AMBIENTE. “O estilo que eu faço é bom para político e para o público, porque é um ambiente mais ou menos seguro”, disse Rogério Vilela, que faz as gravações no porão da casa onde vive com a mulher e o filho em um condomínio fechado no Morumbi. “Se ele for em um jornal ou em uma revista, vão ter muito mais vontade de pegar ele de calça curta.”https://www.youtube.com/embed/790Q5CNCynQ
Enquanto Vilela recebia o Estadão, as assessorias do senador Randolfe Rodrigues (Rede-AP) e do deputado federal Felipe Rigoni (PSL-ES) entraram em contato com sua produção. Ambos estavam interessados em uma participação. “Antes a gente tinha que ir atrás. Agora, as assessorias é que querem que eles venham”, disse Vilela, que pretende receber todos os presidenciáveis e garante ter negociações avançadas com a equipe de Lula.
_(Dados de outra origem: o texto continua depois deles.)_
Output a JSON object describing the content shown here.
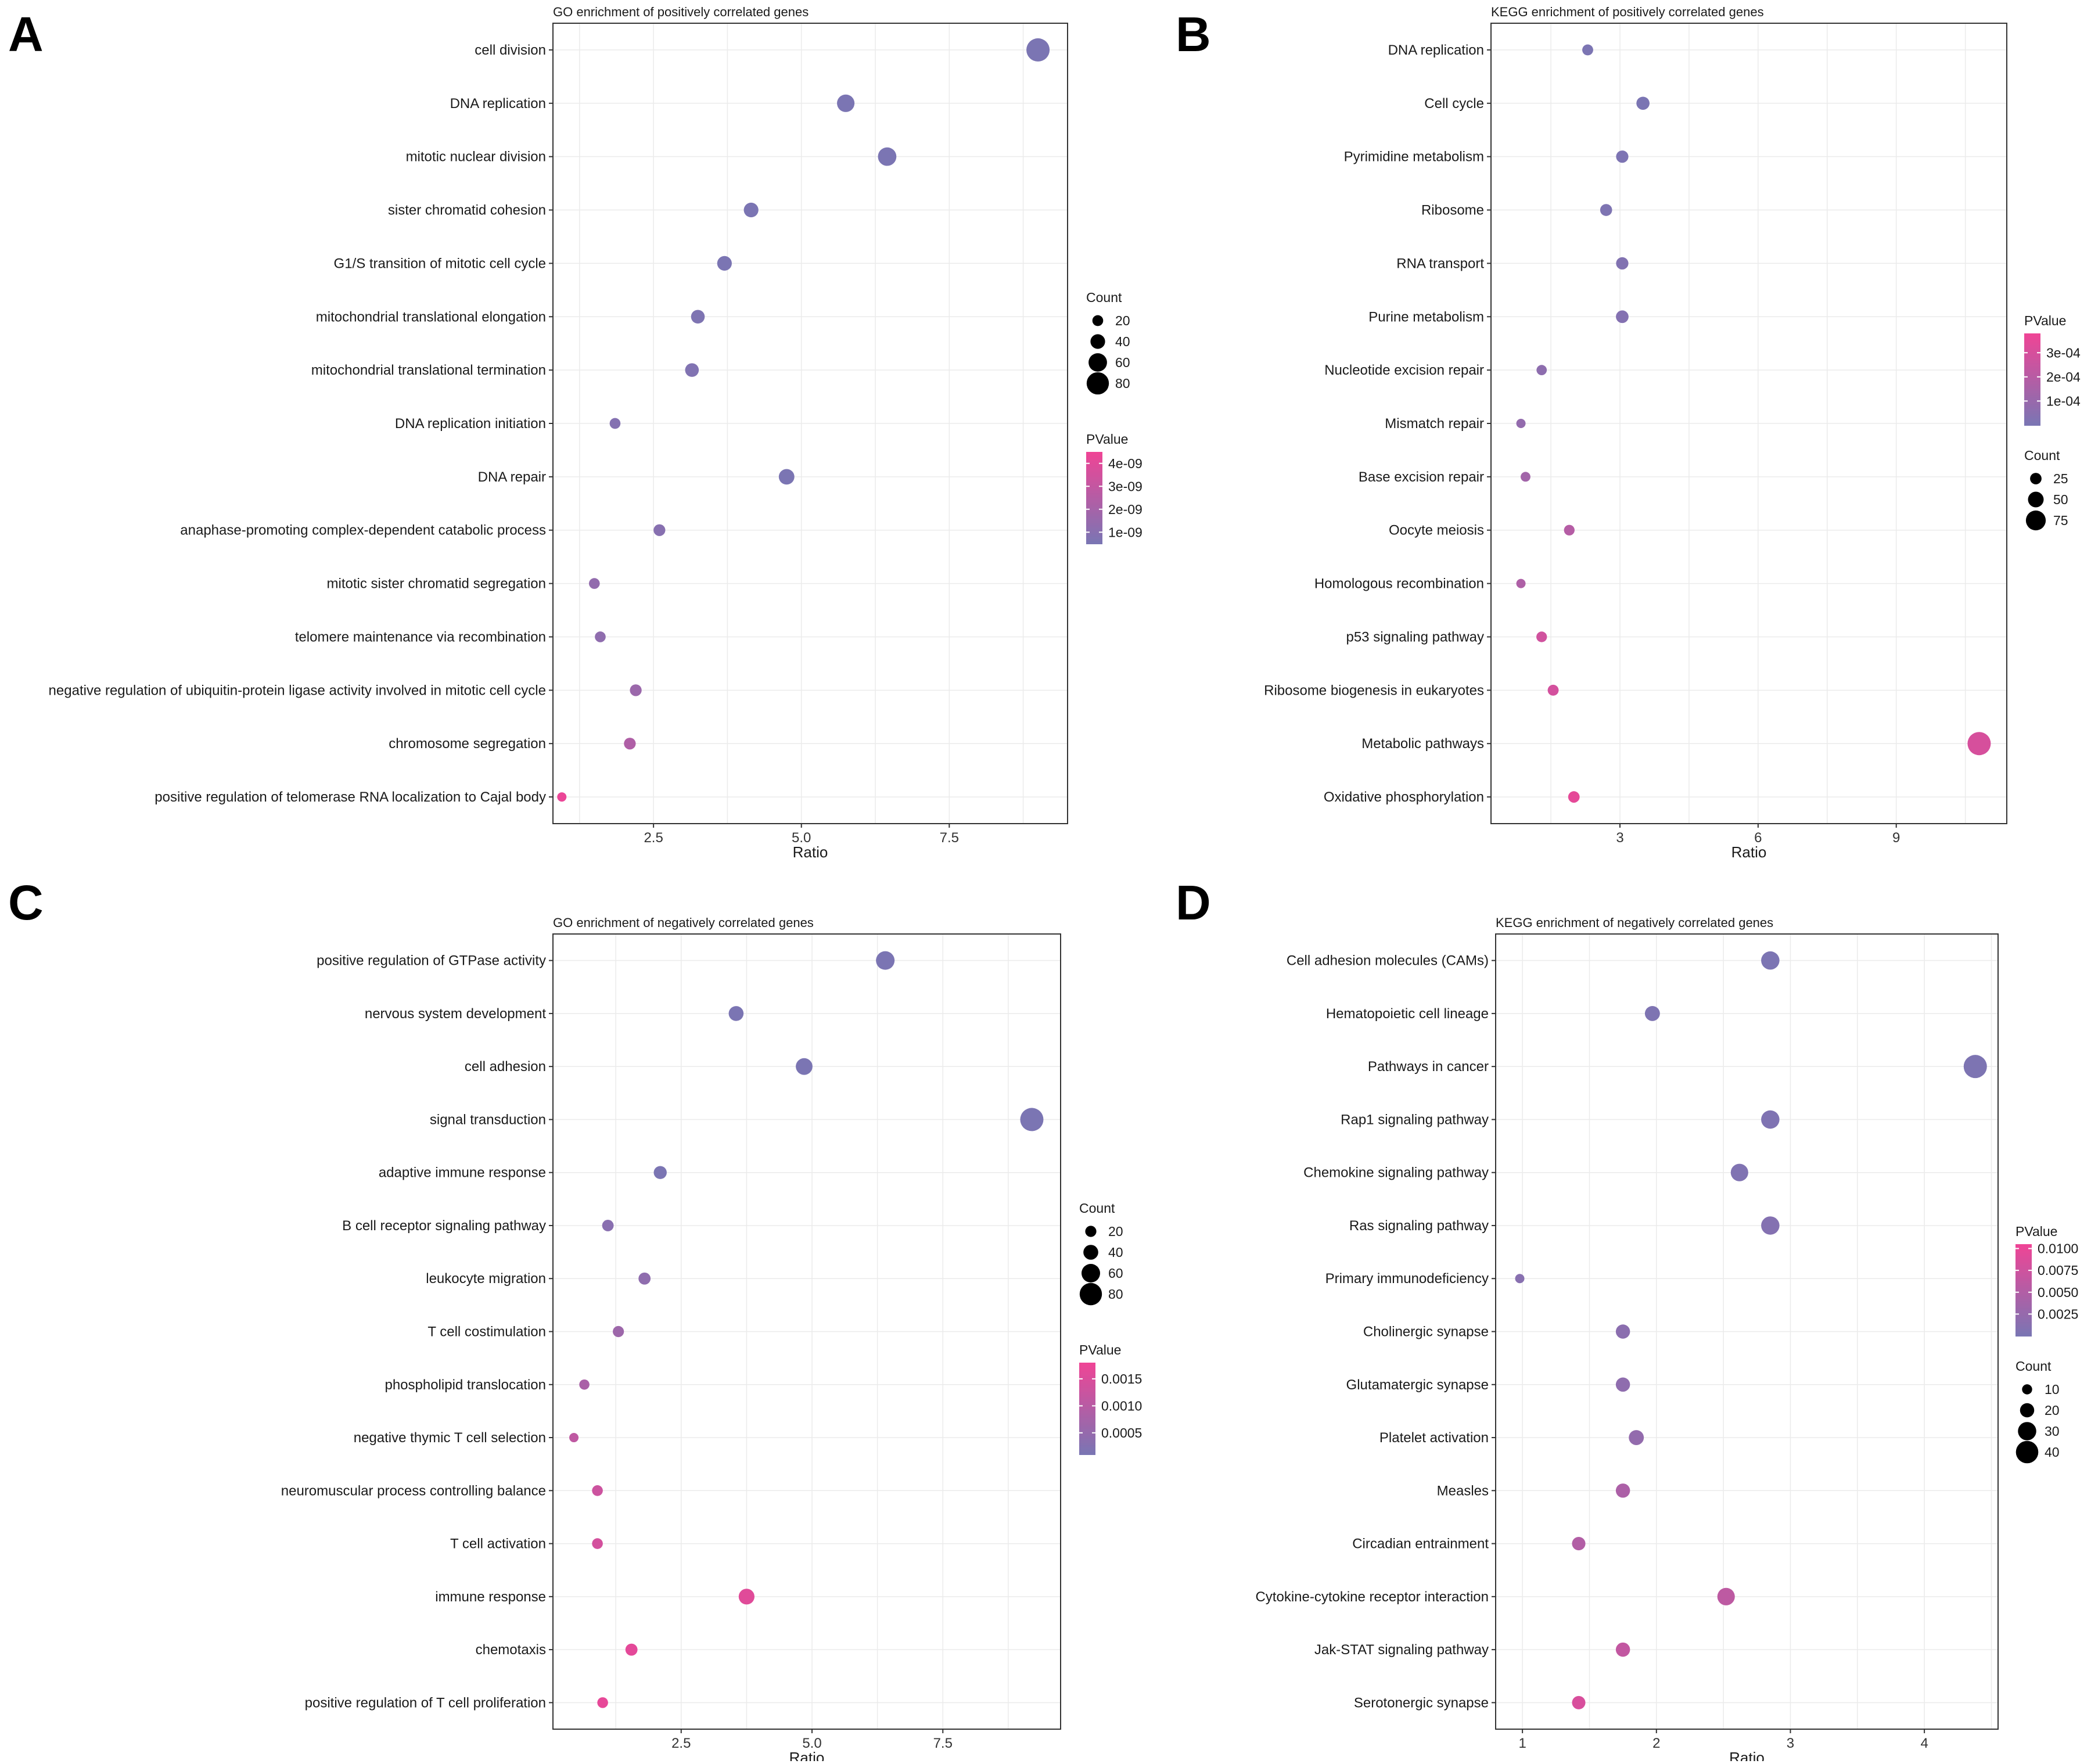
{
  "colors": {
    "low": "#7b75b3",
    "high": "#ee4596"
  },
  "chart_data": [
    {
      "panel": "A",
      "type": "scatter",
      "title": "GO enrichment of positively correlated genes",
      "xlabel": "Ratio",
      "xlim": [
        0.8,
        9.5
      ],
      "xticks": [
        2.5,
        5.0,
        7.5
      ],
      "xtick_labels": [
        "2.5",
        "5.0",
        "7.5"
      ],
      "categories": [
        "cell division",
        "DNA replication",
        "mitotic nuclear division",
        "sister chromatid cohesion",
        "G1/S transition of mitotic cell cycle",
        "mitochondrial translational elongation",
        "mitochondrial translational termination",
        "DNA replication initiation",
        "DNA repair",
        "anaphase-promoting complex-dependent catabolic process",
        "mitotic sister chromatid segregation",
        "telomere maintenance via recombination",
        "negative regulation of ubiquitin-protein ligase activity involved in mitotic cell cycle",
        "chromosome segregation",
        "positive regulation of telomerase RNA localization to Cajal body"
      ],
      "ratio": [
        9.0,
        5.75,
        6.45,
        4.15,
        3.7,
        3.25,
        3.15,
        1.85,
        4.75,
        2.6,
        1.5,
        1.6,
        2.2,
        2.1,
        0.95
      ],
      "count": [
        85,
        55,
        60,
        40,
        40,
        35,
        35,
        20,
        45,
        25,
        20,
        20,
        25,
        25,
        12
      ],
      "pvalue": [
        2e-11,
        1e-10,
        5e-11,
        3e-10,
        4e-10,
        6e-10,
        7e-10,
        8e-10,
        2e-10,
        9e-10,
        1.3e-09,
        1.2e-09,
        1.6e-09,
        2.3e-09,
        4.4e-09
      ],
      "legend_order": [
        "count",
        "pvalue"
      ],
      "count_legend": {
        "title": "Count",
        "values": [
          20,
          40,
          60,
          80
        ],
        "labels": [
          "20",
          "40",
          "60",
          "80"
        ]
      },
      "color_legend": {
        "title": "PValue",
        "min": 5e-10,
        "max": 4.5e-09,
        "ticks": [
          4e-09,
          3e-09,
          2e-09,
          1e-09
        ],
        "labels": [
          "4e-09",
          "3e-09",
          "2e-09",
          "1e-09"
        ]
      }
    },
    {
      "panel": "B",
      "type": "scatter",
      "title": "KEGG enrichment of positively correlated genes",
      "xlabel": "Ratio",
      "xlim": [
        0.2,
        11.4
      ],
      "xticks": [
        3,
        6,
        9
      ],
      "xtick_labels": [
        "3",
        "6",
        "9"
      ],
      "categories": [
        "DNA replication",
        "Cell cycle",
        "Pyrimidine metabolism",
        "Ribosome",
        "RNA transport",
        "Purine metabolism",
        "Nucleotide excision repair",
        "Mismatch repair",
        "Base excision repair",
        "Oocyte meiosis",
        "Homologous recombination",
        "p53 signaling pathway",
        "Ribosome biogenesis in eukaryotes",
        "Metabolic pathways",
        "Oxidative phosphorylation"
      ],
      "ratio": [
        2.3,
        3.5,
        3.05,
        2.7,
        3.05,
        3.05,
        1.3,
        0.85,
        0.95,
        1.9,
        0.85,
        1.3,
        1.55,
        10.8,
        2.0
      ],
      "count": [
        22,
        35,
        30,
        28,
        30,
        32,
        18,
        12,
        15,
        20,
        12,
        20,
        22,
        95,
        25
      ],
      "pvalue": [
        2e-06,
        1e-06,
        5e-06,
        1e-05,
        2e-05,
        3e-05,
        6e-05,
        8e-05,
        0.00013,
        0.00019,
        0.00017,
        0.00028,
        0.00029,
        0.0003,
        0.00035
      ],
      "legend_order": [
        "pvalue",
        "count"
      ],
      "count_legend": {
        "title": "Count",
        "values": [
          25,
          50,
          75
        ],
        "labels": [
          "25",
          "50",
          "75"
        ]
      },
      "color_legend": {
        "title": "PValue",
        "min": 0,
        "max": 0.00038,
        "ticks": [
          0.0003,
          0.0002,
          0.0001
        ],
        "labels": [
          "3e-04",
          "2e-04",
          "1e-04"
        ]
      }
    },
    {
      "panel": "C",
      "type": "scatter",
      "title": "GO enrichment of negatively correlated genes",
      "xlabel": "Ratio",
      "xlim": [
        0.05,
        9.75
      ],
      "xticks": [
        2.5,
        5.0,
        7.5
      ],
      "xtick_labels": [
        "2.5",
        "5.0",
        "7.5"
      ],
      "categories": [
        "positive regulation of GTPase activity",
        "nervous system development",
        "cell adhesion",
        "signal transduction",
        "adaptive immune response",
        "B cell receptor signaling pathway",
        "leukocyte migration",
        "T cell costimulation",
        "phospholipid translocation",
        "negative thymic T cell selection",
        "neuromuscular process controlling balance",
        "T cell activation",
        "immune response",
        "chemotaxis",
        "positive regulation of T cell proliferation"
      ],
      "ratio": [
        6.4,
        3.55,
        4.85,
        9.2,
        2.1,
        1.1,
        1.8,
        1.3,
        0.65,
        0.45,
        0.9,
        0.9,
        3.75,
        1.55,
        1.0
      ],
      "count": [
        60,
        40,
        50,
        85,
        30,
        22,
        25,
        20,
        15,
        10,
        18,
        18,
        45,
        25,
        18
      ],
      "pvalue": [
        1e-05,
        2e-05,
        3e-05,
        1e-05,
        5e-05,
        0.0003,
        0.0004,
        0.0006,
        0.0008,
        0.0011,
        0.0013,
        0.0014,
        0.0016,
        0.00165,
        0.0017
      ],
      "legend_order": [
        "count",
        "pvalue"
      ],
      "count_legend": {
        "title": "Count",
        "values": [
          20,
          40,
          60,
          80
        ],
        "labels": [
          "20",
          "40",
          "60",
          "80"
        ]
      },
      "color_legend": {
        "title": "PValue",
        "min": 0.0001,
        "max": 0.0018,
        "ticks": [
          0.0015,
          0.001,
          0.0005
        ],
        "labels": [
          "0.0015",
          "0.0010",
          "0.0005"
        ]
      }
    },
    {
      "panel": "D",
      "type": "scatter",
      "title": "KEGG enrichment of negatively correlated genes",
      "xlabel": "Ratio",
      "xlim": [
        0.8,
        4.55
      ],
      "xticks": [
        1,
        2,
        3,
        4
      ],
      "xtick_labels": [
        "1",
        "2",
        "3",
        "4"
      ],
      "categories": [
        "Cell adhesion molecules (CAMs)",
        "Hematopoietic cell lineage",
        "Pathways in cancer",
        "Rap1 signaling pathway",
        "Chemokine signaling pathway",
        "Ras signaling pathway",
        "Primary immunodeficiency",
        "Cholinergic synapse",
        "Glutamatergic synapse",
        "Platelet activation",
        "Measles",
        "Circadian entrainment",
        "Cytokine-cytokine receptor interaction",
        "Jak-STAT signaling pathway",
        "Serotonergic synapse"
      ],
      "ratio": [
        2.85,
        1.97,
        4.38,
        2.85,
        2.62,
        2.85,
        0.98,
        1.75,
        1.75,
        1.85,
        1.75,
        1.42,
        2.52,
        1.75,
        1.42
      ],
      "count": [
        30,
        22,
        42,
        30,
        28,
        30,
        8,
        20,
        20,
        22,
        20,
        18,
        28,
        20,
        18
      ],
      "pvalue": [
        0.0001,
        0.0003,
        0.0002,
        0.0004,
        0.0005,
        0.0008,
        0.0012,
        0.0015,
        0.0018,
        0.0022,
        0.0045,
        0.005,
        0.006,
        0.0065,
        0.0085
      ],
      "legend_order": [
        "pvalue",
        "count"
      ],
      "count_legend": {
        "title": "Count",
        "values": [
          10,
          20,
          30,
          40
        ],
        "labels": [
          "10",
          "20",
          "30",
          "40"
        ]
      },
      "color_legend": {
        "title": "PValue",
        "min": 0,
        "max": 0.0105,
        "ticks": [
          0.01,
          0.0075,
          0.005,
          0.0025
        ],
        "labels": [
          "0.0100",
          "0.0075",
          "0.0050",
          "0.0025"
        ]
      }
    }
  ]
}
O petista, que lidera as pesquisas de intenção de voto, compareceu ao Podpah, apresentado pelos youtubers Mitico e Igão, em dezembro. Durante duas horas e meia, defendeu seus governos sem tocar em temas polêmicos. O vídeo, que foi transmitido ao vivo, acumula mais de 8,6 milhões de visualizações. Além do Podpah, Lula deu entrevista ao Mano a Mano, podcast do rapper Mano Brown. O episódio foi o mais ouvido do Spotify no ano passado.
O ex-ministro Ciro Gomes (PDT) também falou ao Flow. O vídeo já teve mais de 2,7 milhões de visualizações. Três meses depois da participação no Flow, Ciro acatou a sugestão de um dos apresentadores e criou o Ciro Games, live divulgada semanalmente nas redes sociais do candidato.
No programa, Ciro faz “gameplays” – transmissões de uma pessoa jogando videogame – entrevistas e “reacts” – formato em que uma pessoa assiste a vídeos e opina sobre o que viu – onde Moro é o principal alvo. No último “react”, o alvo foi Bolsonaro. Dário disse que participou de uma reunião com a equipe de comunicação do pré-candidato, que teve a participação do marqueteiro João Santana e outros 90 influenciadores.
Eugênio Bucci, professor da Escola de Comunicação e Artes da USP, aponta que nos podcasts há um “esvaziamento do lugar social do jornalista”. Para ele, a figura do jornalista se torna “desnecessária, indesejável e obsoleta” nesta tendência. Para Maria Carolina Lopes, estrategista política e pesquisadora em comunicação digital, a ideia de buscar novas plataformas faz parte da tentativa de agregar públicos, principalmente os mais jovens, à campanha.
Sidônio Palmeira, da Leiaute Propaganda, que coordenou candidaturas do PT na Bahia, avalia que no ambiente digital é fundamental que o pré-candidato se esforce para passar naturalidade. “O marketing é a arte da síntese. O que se quer nas redes sociais é ter alguém falando de forma mais simples”, afirmou.
Para Daniel Braga, coordenador da comunicação digital de João Doria, presidenciável do PSDB, o trunfo dos canais na internet é que eles têm a “capacidade de atrair alguma coisa mais íntima dos candidatos”. Em uma entrevista ao Inteligência Ltda, Doria aproveitou para reforçar a tática de neutralizar a provocação de Bolsonaro e de sua rede mais fiel. Logo no começo do programa, o tucano deu ao apresentador uma calça “apertada”. “Adotei”, afirmou.